In truth, the second act of David Lindsay-Abaire's new play, Rabbit Hole (*** 1/2 out of four), is even more excruciating than the first, though not in the sense I would apply that term to some other Broadway shows. What makes Hole, which opened Thursday at the Biltmore Theatre, almost unbearable to watch at times is its insistence on presenting a tragedy and its consequences with utter candor, and without sentimentality.
That tragedy involves a 4-year-old boy whom we never meet, and a car that swerves in the wrong direction at the wrong time. The focus is on the fallout, not only for the boy's family but for the seemingly well-meaning teenager behind the wheel. The playwright duly affords special attention to the parents, an elegant former career woman and an amiable broker who grapple with their grief in different and often conflicting ways.
Lindsay-Abaire has tackled uncomfortable subject matter before; his last play, Kimberly Akimbo, dealt with a teenage girl suffering from a rare aging disease.
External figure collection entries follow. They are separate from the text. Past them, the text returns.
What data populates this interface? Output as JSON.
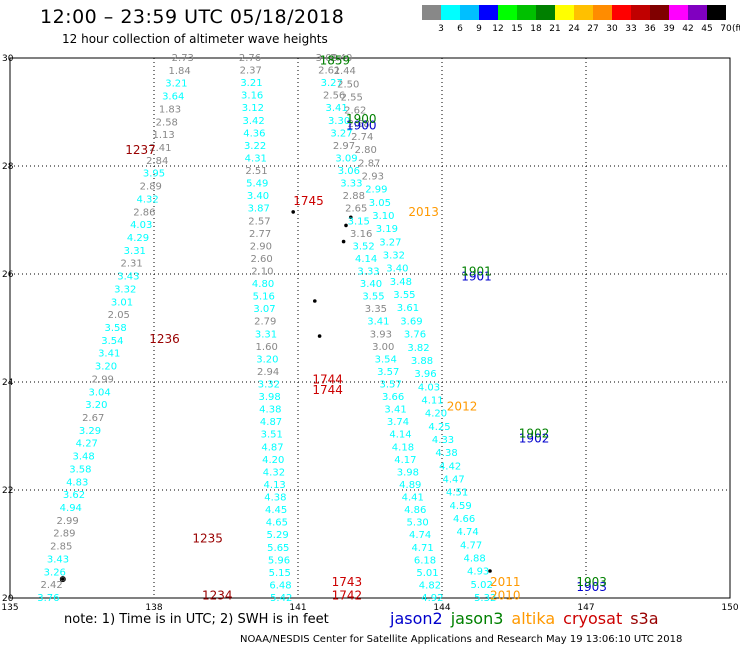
{
  "title": "12:00 – 23:59 UTC 05/18/2018",
  "subtitle": "12 hour collection of altimeter wave heights",
  "colorbar": {
    "unit": "(ft)",
    "labels": [
      "3",
      "6",
      "9",
      "12",
      "15",
      "18",
      "21",
      "24",
      "27",
      "30",
      "33",
      "36",
      "39",
      "42",
      "45",
      "70"
    ],
    "colors": [
      "#888888",
      "#00ffff",
      "#00bfff",
      "#0000ff",
      "#00ff00",
      "#00c000",
      "#008000",
      "#ffff00",
      "#ffc000",
      "#ff8c00",
      "#ff0000",
      "#c00000",
      "#800000",
      "#ff00ff",
      "#8000c0",
      "#000000"
    ]
  },
  "note": "note: 1) Time is in UTC; 2) SWH is in feet",
  "satellites": [
    {
      "name": "jason2",
      "color": "#0000cc"
    },
    {
      "name": "jason3",
      "color": "#008000"
    },
    {
      "name": "altika",
      "color": "#ff9900"
    },
    {
      "name": "cryosat",
      "color": "#cc0000"
    },
    {
      "name": "s3a",
      "color": "#990000"
    }
  ],
  "footer": "NOAA/NESDIS Center for Satellite Applications and Research    May 19 13:06:10 UTC 2018",
  "chart_data": {
    "type": "scatter",
    "xlim": [
      135,
      150
    ],
    "ylim": [
      20,
      30
    ],
    "x_ticks": [
      135,
      138,
      141,
      144,
      147,
      150
    ],
    "y_ticks": [
      20,
      22,
      24,
      26,
      28,
      30
    ],
    "grid": true,
    "tracks": [
      {
        "x0": 135.8,
        "x1": 138.6,
        "y0": 20.0,
        "y1": 30.0,
        "values": [
          "3.76",
          "2.42",
          "3.26",
          "3.43",
          "2.85",
          "2.89",
          "2.99",
          "4.94",
          "3.62",
          "4.83",
          "3.58",
          "3.48",
          "4.27",
          "3.29",
          "2.67",
          "3.20",
          "3.04",
          "2.99",
          "3.20",
          "3.41",
          "3.54",
          "3.58",
          "2.05",
          "3.01",
          "3.32",
          "3.43",
          "2.31",
          "3.31",
          "4.29",
          "4.03",
          "2.86",
          "4.32",
          "2.89",
          "3.95",
          "2.84",
          "2.41",
          "1.13",
          "2.58",
          "1.83",
          "3.64",
          "3.21",
          "1.84",
          "2.73"
        ],
        "colors": [
          "#00ffff",
          "#888888",
          "#00ffff",
          "#00ffff",
          "#888888",
          "#888888",
          "#888888",
          "#00ffff",
          "#00ffff",
          "#00ffff",
          "#00ffff",
          "#00ffff",
          "#00ffff",
          "#00ffff",
          "#888888",
          "#00ffff",
          "#00ffff",
          "#888888",
          "#00ffff",
          "#00ffff",
          "#00ffff",
          "#00ffff",
          "#888888",
          "#00ffff",
          "#00ffff",
          "#00ffff",
          "#888888",
          "#00ffff",
          "#00ffff",
          "#00ffff",
          "#888888",
          "#00ffff",
          "#888888",
          "#00ffff",
          "#888888",
          "#888888",
          "#888888",
          "#888888",
          "#888888",
          "#00ffff",
          "#00ffff",
          "#888888",
          "#888888"
        ]
      },
      {
        "x0": 140.65,
        "x1": 140.0,
        "y0": 20.0,
        "y1": 30.0,
        "values": [
          "5.42",
          "6.48",
          "5.15",
          "5.96",
          "5.65",
          "5.29",
          "4.65",
          "4.45",
          "4.38",
          "4.13",
          "4.32",
          "4.20",
          "4.87",
          "3.51",
          "4.87",
          "4.38",
          "3.98",
          "3.32",
          "2.94",
          "3.20",
          "1.60",
          "3.31",
          "2.79",
          "3.07",
          "5.16",
          "4.80",
          "2.10",
          "2.60",
          "2.90",
          "2.77",
          "2.57",
          "3.87",
          "3.40",
          "5.49",
          "2.51",
          "4.31",
          "3.22",
          "4.36",
          "3.42",
          "3.12",
          "3.16",
          "3.21",
          "2.37",
          "2.76"
        ],
        "colors": [
          "#00ffff",
          "#00ffff",
          "#00ffff",
          "#00ffff",
          "#00ffff",
          "#00ffff",
          "#00ffff",
          "#00ffff",
          "#00ffff",
          "#00ffff",
          "#00ffff",
          "#00ffff",
          "#00ffff",
          "#00ffff",
          "#00ffff",
          "#00ffff",
          "#00ffff",
          "#00ffff",
          "#888888",
          "#00ffff",
          "#888888",
          "#00ffff",
          "#888888",
          "#00ffff",
          "#00ffff",
          "#00ffff",
          "#888888",
          "#888888",
          "#888888",
          "#888888",
          "#888888",
          "#00ffff",
          "#00ffff",
          "#00ffff",
          "#888888",
          "#00ffff",
          "#00ffff",
          "#00ffff",
          "#00ffff",
          "#00ffff",
          "#00ffff",
          "#00ffff",
          "#888888",
          "#888888"
        ]
      },
      {
        "x0": 143.8,
        "x1": 141.6,
        "y0": 20.0,
        "y1": 30.0,
        "values": [
          "4.92",
          "4.82",
          "5.01",
          "6.18",
          "4.71",
          "4.74",
          "5.30",
          "4.86",
          "4.41",
          "4.89",
          "3.98",
          "4.17",
          "4.18",
          "4.14",
          "3.74",
          "3.41",
          "3.66",
          "3.57",
          "3.57",
          "3.54",
          "3.00",
          "3.93",
          "3.41",
          "3.35",
          "3.55",
          "3.40",
          "3.33",
          "4.14",
          "3.52",
          "3.16",
          "3.15",
          "2.65",
          "2.88",
          "3.33",
          "3.06",
          "3.09",
          "2.97",
          "3.27",
          "3.30",
          "3.41",
          "2.56",
          "3.27",
          "2.61",
          "3.00"
        ],
        "colors": [
          "#00ffff",
          "#00ffff",
          "#00ffff",
          "#00ffff",
          "#00ffff",
          "#00ffff",
          "#00ffff",
          "#00ffff",
          "#00ffff",
          "#00ffff",
          "#00ffff",
          "#00ffff",
          "#00ffff",
          "#00ffff",
          "#00ffff",
          "#00ffff",
          "#00ffff",
          "#00ffff",
          "#00ffff",
          "#00ffff",
          "#888888",
          "#888888",
          "#00ffff",
          "#888888",
          "#00ffff",
          "#00ffff",
          "#00ffff",
          "#00ffff",
          "#00ffff",
          "#888888",
          "#00ffff",
          "#888888",
          "#888888",
          "#00ffff",
          "#00ffff",
          "#00ffff",
          "#888888",
          "#00ffff",
          "#00ffff",
          "#00ffff",
          "#888888",
          "#00ffff",
          "#888888",
          "#888888"
        ]
      },
      {
        "x0": 144.9,
        "x1": 141.9,
        "y0": 20.0,
        "y1": 30.0,
        "values": [
          "5.32",
          "5.02",
          "4.93",
          "4.88",
          "4.77",
          "4.74",
          "4.66",
          "4.59",
          "4.51",
          "4.47",
          "4.42",
          "4.38",
          "4.33",
          "4.25",
          "4.20",
          "4.11",
          "4.03",
          "3.96",
          "3.88",
          "3.82",
          "3.76",
          "3.69",
          "3.61",
          "3.55",
          "3.48",
          "3.40",
          "3.32",
          "3.27",
          "3.19",
          "3.10",
          "3.05",
          "2.99",
          "2.93",
          "2.87",
          "2.80",
          "2.74",
          "2.68",
          "2.62",
          "2.55",
          "2.50",
          "2.44",
          "2.40"
        ],
        "colors": [
          "#00ffff",
          "#00ffff",
          "#00ffff",
          "#00ffff",
          "#00ffff",
          "#00ffff",
          "#00ffff",
          "#00ffff",
          "#00ffff",
          "#00ffff",
          "#00ffff",
          "#00ffff",
          "#00ffff",
          "#00ffff",
          "#00ffff",
          "#00ffff",
          "#00ffff",
          "#00ffff",
          "#00ffff",
          "#00ffff",
          "#00ffff",
          "#00ffff",
          "#00ffff",
          "#00ffff",
          "#00ffff",
          "#00ffff",
          "#00ffff",
          "#00ffff",
          "#00ffff",
          "#00ffff",
          "#00ffff",
          "#00ffff",
          "#888888",
          "#888888",
          "#888888",
          "#888888",
          "#888888",
          "#888888",
          "#888888",
          "#888888",
          "#888888",
          "#888888"
        ]
      }
    ],
    "time_labels": [
      {
        "text": "1237",
        "x": 137.4,
        "y": 28.3,
        "color": "#990000"
      },
      {
        "text": "1236",
        "x": 137.9,
        "y": 24.8,
        "color": "#990000"
      },
      {
        "text": "1235",
        "x": 138.8,
        "y": 21.1,
        "color": "#990000"
      },
      {
        "text": "1234",
        "x": 139.0,
        "y": 20.05,
        "color": "#990000"
      },
      {
        "text": "1745",
        "x": 140.9,
        "y": 27.35,
        "color": "#cc0000"
      },
      {
        "text": "1744",
        "x": 141.3,
        "y": 24.05,
        "color": "#cc0000"
      },
      {
        "text": "1744",
        "x": 141.3,
        "y": 23.85,
        "color": "#cc0000"
      },
      {
        "text": "1743",
        "x": 141.7,
        "y": 20.3,
        "color": "#cc0000"
      },
      {
        "text": "1742",
        "x": 141.7,
        "y": 20.05,
        "color": "#cc0000"
      },
      {
        "text": "1859",
        "x": 141.45,
        "y": 29.95,
        "color": "#008000"
      },
      {
        "text": "1900",
        "x": 142.0,
        "y": 28.75,
        "color": "#0000cc"
      },
      {
        "text": "1900",
        "x": 142.0,
        "y": 28.87,
        "color": "#008000"
      },
      {
        "text": "1901",
        "x": 144.4,
        "y": 25.95,
        "color": "#0000cc"
      },
      {
        "text": "1901",
        "x": 144.4,
        "y": 26.05,
        "color": "#008000"
      },
      {
        "text": "1902",
        "x": 145.6,
        "y": 22.95,
        "color": "#0000cc"
      },
      {
        "text": "1902",
        "x": 145.6,
        "y": 23.05,
        "color": "#008000"
      },
      {
        "text": "1903",
        "x": 146.8,
        "y": 20.2,
        "color": "#0000cc"
      },
      {
        "text": "1903",
        "x": 146.8,
        "y": 20.3,
        "color": "#008000"
      },
      {
        "text": "2013",
        "x": 143.3,
        "y": 27.15,
        "color": "#ff9900"
      },
      {
        "text": "2012",
        "x": 144.1,
        "y": 23.55,
        "color": "#ff9900"
      },
      {
        "text": "2011",
        "x": 145.0,
        "y": 20.3,
        "color": "#ff9900"
      },
      {
        "text": "2010",
        "x": 145.0,
        "y": 20.05,
        "color": "#ff9900"
      }
    ],
    "land_points": [
      {
        "x": 136.1,
        "y": 20.35
      },
      {
        "x": 140.9,
        "y": 27.15
      },
      {
        "x": 141.35,
        "y": 25.5
      },
      {
        "x": 141.45,
        "y": 24.85
      },
      {
        "x": 142.0,
        "y": 26.9
      },
      {
        "x": 142.1,
        "y": 27.05
      },
      {
        "x": 141.95,
        "y": 26.6
      },
      {
        "x": 145.0,
        "y": 20.5
      }
    ]
  }
}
But for all his comic imagination, his writing has sometimes struck me as self-consciously clever. There is nothing winking or waggish about Hole, though; the dialogue is most impressive for capturing the awkwardness and pain of thinking people faced with an unthinkable situation -- and eventually, their capacity for survival, and even hope.
Daniel Sullivan's direction of this Manhattan Theatre Club production is similarly thoughtful, and he has a sterling cast, led by Cynthia Nixon as the boy's mother, Becca. Where her Sex and the City co-star Sarah Jessica Parker has entered her 40s still clinging to the cutesy persona that started becoming unseemly years ago, Nixon continues to display a range and a lack of vanity that portend a long and varied career. Here, she makes Becca's struggle to maintain her composure, and her sanity, wrenchingly real.
John Slattery is a supple foil as Becca's husband, Howie, who is at once more superficially easygoing and more openly emotional. The excellent Tyne Daly lends both levity and poignancy as Becca's mother, and Mary Catherine Garrison is pertly engaging as Becca's less responsible kid sister.
John Gallagher Jr. has a smaller but key role as the teenager, and he brings the right blend of adolescent goofiness and gentle pathos.
Notwithstanding a few corny flourishes -- among them John Gromada's made-for-TV incidental music -- these performances add to Hole's authenticity. I don't frequently advise people to pay good money to have their hearts broken, but trust me on this one.